Dr. Timothy J. Greene, assistant vice president of research and academic affairs at the University of Alabama, took his current position in July after completing a five-year term as dean of the College of Engineering at Alabama, where he also is a professor of industrial engineering. Prior to that, he had served since 1995 as associate dean for research in the College of Engineering, Architecture and Technology and professor of industrial engineering and management at Oklahoma State University. He also served as head of the School of Industrial Engineering and Management at OSU from 1991 to 1996. His background also includes faculty positions at Virginia Tech and Purdue University and a private-sector engineering job with Eaton Corp. Green earned his bachelor's, master's and doctoral degrees from Purdue in 1975, 1977 and 1980, respectively.
Dr. Leo Hanifin, dean of the College of Engineering and Science and the Chrysler Professor of Engineering at the University of Detroit Mercy, has been dean of Detroit Mercy's engineering college since 1991. He also was director, from 1993 to 1996, of the Greenfield Coalition, an NSF-funded education coalition, and from 1980 to 1991, he was director of the Center for Manufacturing Productivity and Technology Transfer at Rensselaer Polytechnic Institute. In addition, he served two year stints as co-principal investigator of the Northeast Manufacturing Technology Center and co-director of the New York State Center for Advanced Technology in Automation and Robotics at RPI. His industrial experience includes posts with Chrysler Corp., Hughes Aircraft Co. and Aero-Jet General Corp. Hanifin earned bachelor's, master's and doctoral degrees from the University of Detroit in 1969, 1972 and 1975 respectively. He was a Hughes Fellow in the University of California-Los Angeles from 1969 to 1971 and completed Harvard University's Academic Leadership Program in 1993.
Dr. Priscilla P. Nelson, senior advisor for the Directorate for Engineering at the National Science Foundation, has been at the NSF since 1994, when she first accepted a two-year appointment as a program director for geotechnical and geoenvironmental engineering.
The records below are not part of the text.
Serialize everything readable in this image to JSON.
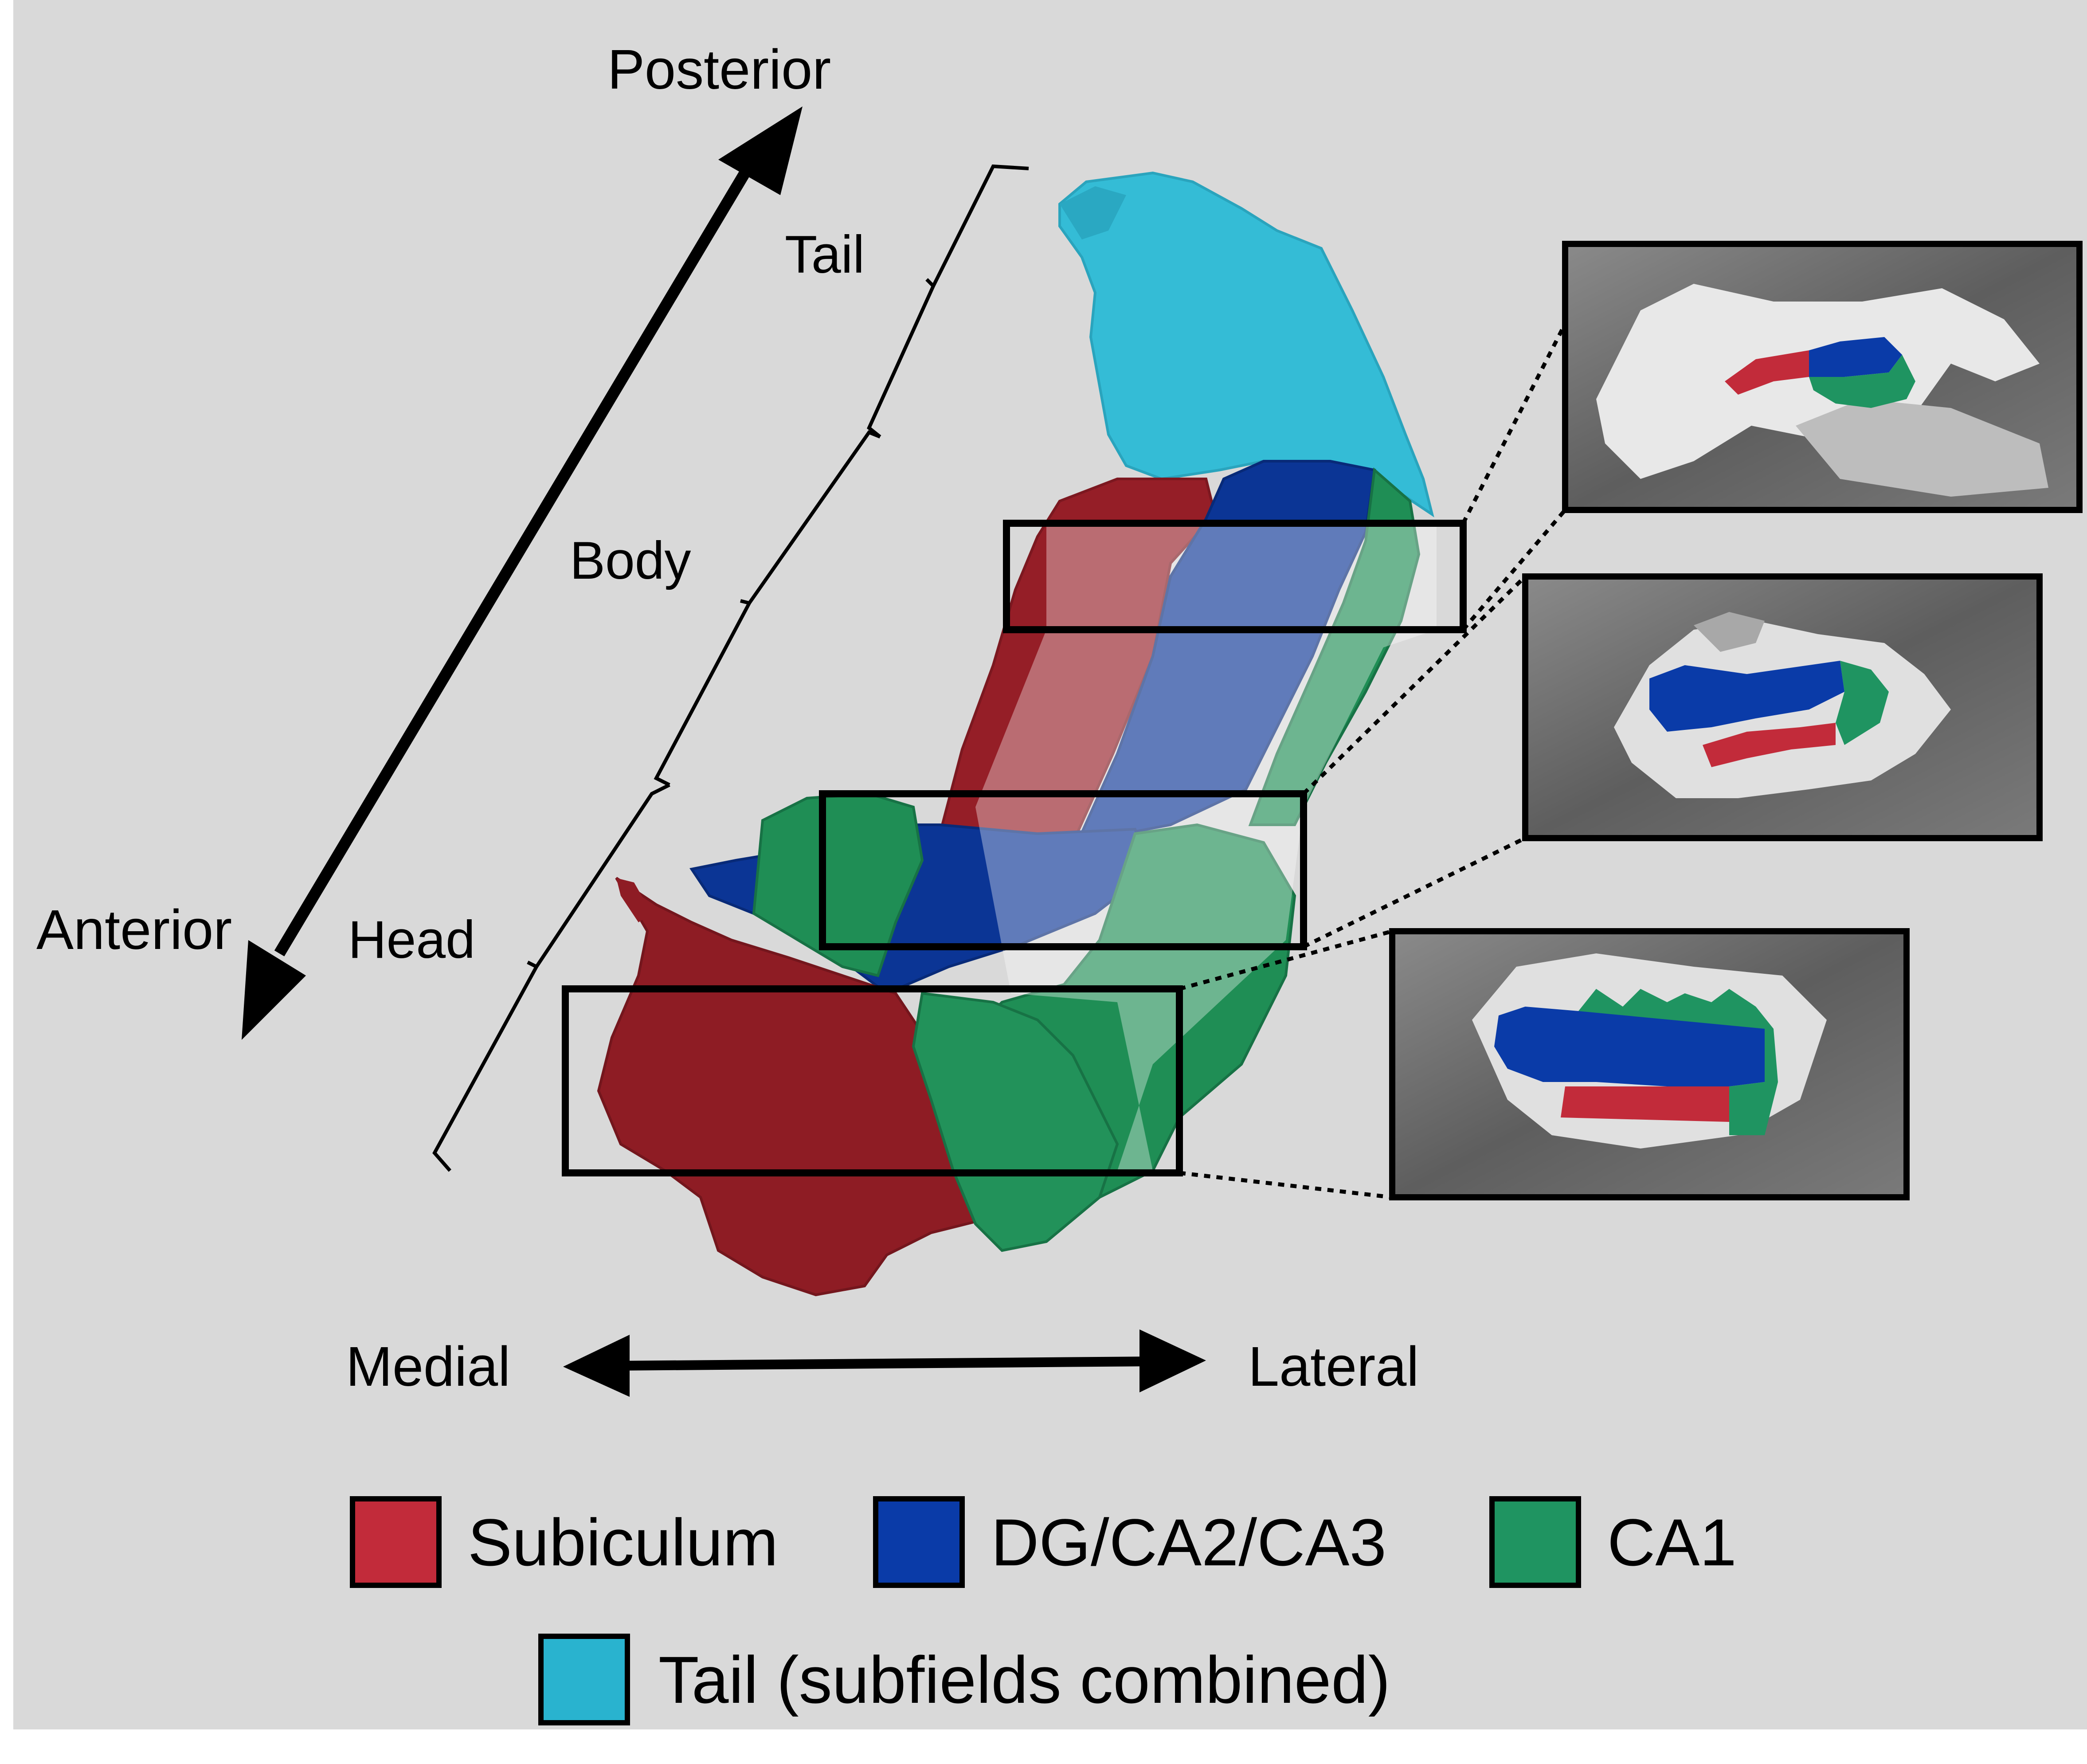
{
  "axes": {
    "posterior": "Posterior",
    "anterior": "Anterior",
    "medial": "Medial",
    "lateral": "Lateral"
  },
  "regions": {
    "tail": "Tail",
    "body": "Body",
    "head": "Head"
  },
  "legend": [
    {
      "label": "Subiculum",
      "color": "#c22b3a"
    },
    {
      "label": "DG/CA2/CA3",
      "color": "#0a3ba8"
    },
    {
      "label": "CA1",
      "color": "#1f9461"
    },
    {
      "label": "Tail (subfields combined)",
      "color": "#29b3cf"
    }
  ],
  "colors": {
    "background": "#d9d9d9",
    "subiculum_surface": "#8e1c24",
    "dg_surface": "#0b3595",
    "ca1_surface": "#22925a",
    "tail_surface": "#34bcd6",
    "mri_background": "#6e6e6e"
  }
}
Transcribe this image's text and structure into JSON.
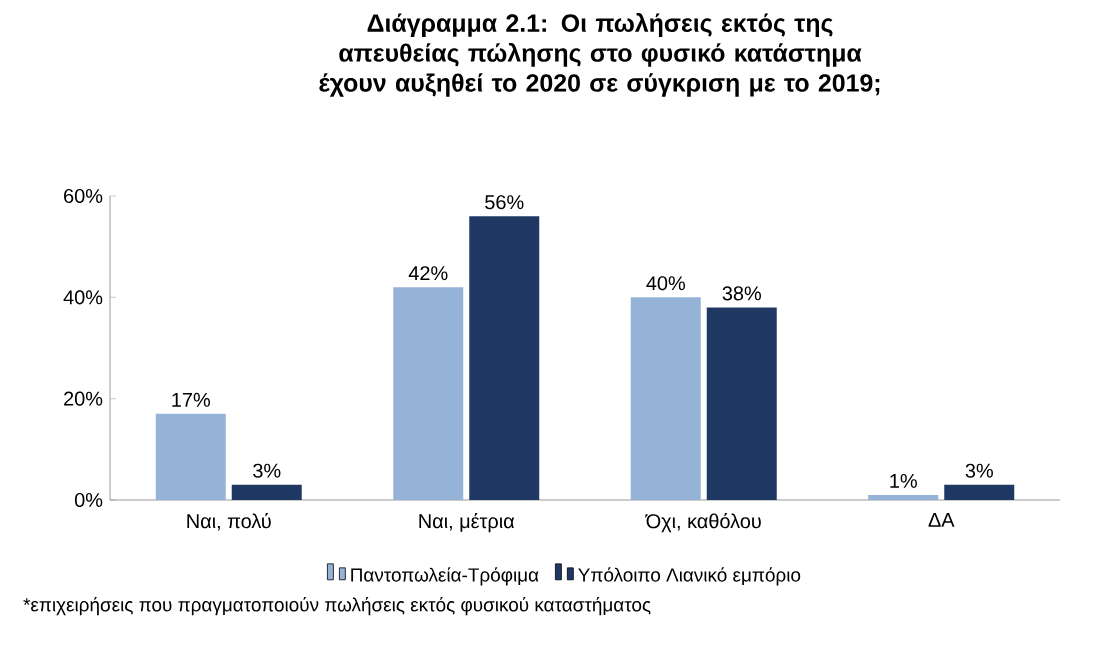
{
  "chart_data": {
    "type": "bar",
    "title": "Διάγραμμα 2.1: Οι πωλήσεις εκτός της απευθείας πώλησης στο φυσικό κατάστημα έχουν αυξηθεί το 2020 σε σύγκριση με το 2019;",
    "categories": [
      "Ναι, πολύ",
      "Ναι, μέτρια",
      "Όχι, καθόλου",
      "ΔΑ"
    ],
    "series": [
      {
        "name": "Παντοπωλεία-Τρόφιμα",
        "color": "#95b3d7",
        "values": [
          17,
          42,
          40,
          1
        ],
        "value_labels": [
          "17%",
          "42%",
          "40%",
          "1%"
        ]
      },
      {
        "name": "Υπόλοιπο Λιανικό εμπόριο",
        "color": "#1f3864",
        "values": [
          3,
          56,
          38,
          3
        ],
        "value_labels": [
          "3%",
          "56%",
          "38%",
          "3%"
        ]
      }
    ],
    "ylim": [
      0,
      60
    ],
    "yticks": [
      {
        "value": 0,
        "label": "0%"
      },
      {
        "value": 20,
        "label": "20%"
      },
      {
        "value": 40,
        "label": "40%"
      },
      {
        "value": 60,
        "label": "60%"
      }
    ],
    "legend": "bottom",
    "grid": false,
    "annotations": [
      "*επιχειρήσεις που πραγματοποιούν πωλήσεις εκτός φυσικού καταστήματος"
    ]
  }
}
She went on to add the role of senior engineering coordinator, then became director of the NSF Civil and Mechanical Systems Division before being named to her current position in 2003. Prior to beginning her federal service, she was a civil engineering professor and had served on the faculty at the University of Texas at Austin since 1983. She earned a bachelor's degree from the University of Rochester in 1970, a master's degree from Indiana University in 1976, a second master's degree from the University of Oklahoma in 1979 and a doctoral degree from Cornell University in 1983.